授業が終わって寺坂君の様子が気になり、皆に少し遅れてプールまで様子を見に来た。
見れば、カルマ君は見当たらなかったが、それ以外の子達が皆全体的にプールにまばらに広がって立っていた。



殺せんせーは陸にいる寺坂君と向かい合っていて、寺坂君は何やらピストルのようなものを持っている。
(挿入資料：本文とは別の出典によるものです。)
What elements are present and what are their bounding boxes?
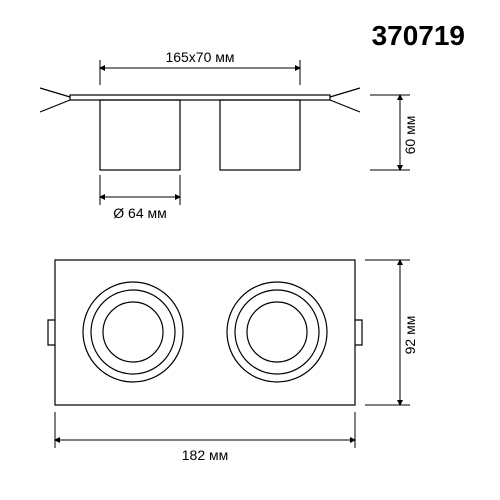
- side-view: [40, 88, 360, 170]
- product-code: 370719: [372, 20, 465, 52]
- dim-height-label: 60 мм: [402, 116, 418, 155]
- top-view: [48, 260, 362, 405]
- dim-outer-width-label: 92 мм: [402, 316, 418, 355]
- dim-outer-length-label: 182 мм: [182, 447, 229, 463]
- dim-outer-length: [55, 412, 355, 448]
- dim-diameter-label: Ø 64 мм: [113, 205, 167, 221]
- dim-cutout-label: 165x70 мм: [165, 49, 234, 65]
- dim-diameter: [100, 175, 180, 205]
「成程、先生を水に落として皆に刺させる計画ですか。それで君はどうやって先生を落とすんです?ピストル一丁じゃあ先生を一歩も動かせませんよ」

緑と黄色の縞模様に皮膚の色を変色させて、完全に舐めきった態度で寺坂君を挑発する殺せんせー。

しかしそこで私は違和感を感じた。
寺坂君が、どうしてピストルなどというものを持っているのか。

それに、あのピストルには弾が入っていない…そもそもあれは、実銃として使うような機能を持ち合わせたものではないからだ。
そこまで気が付いて、勢い良く木の上から飛び降り、寺坂君の前に着地する。

「蝶ちゃん!?」

「あ?んだよ白石、何か文句でもあるってのか」

ピストルを指さして、冷静に寺坂君に話をする。

『そのピストル…ちょっと貸して。それ、実銃じゃないでしょ。何で寺坂君がそんなの持って___』

「うるっせえ!てめえもプールん中に入ってろ!!」

しかし彼の気に触ってしまったのか、思いっきり肩を掴んで横に退けられた。
そしてようやく、自分が今置かれている状況を、妙に冷静に頭が分析し始める。

「白石!!」
「蝶ちゃん!!」

前原君と磯貝君が、焦ってこちらに水音をたてながら駆け寄ろうとするのが見えた。

『______…え、?』

水音?…………そうだ、ここは…

身体を動かすことも出来ず、重力に逆らわずに落ちていく。
そんなに深くは無いのだろう、すぐに底が見える。

けどダメだ、だってここは怖いから。
寒い寒いところだから。

それに、何だか身体の力が奪われていくような…

『っ!ケホッ、ケホッ…!!ぁ、…は、あっ……はっ…』

ぐいっと両腕を引き上げられ、何とか顔を水面から出すことが出来た。

「大丈夫か!?……っ、おい寺坂!!お前、何で白石を…」

「蝶ちゃん!?…顔色悪いし身体に力入ってないっ、とりあえず急いで水から…」

声を聞いて、二人が助けてくれたんだと気がつく。
二人が私を水から引き上げようとしたその時、寺坂君がピストルの引き金を引いた。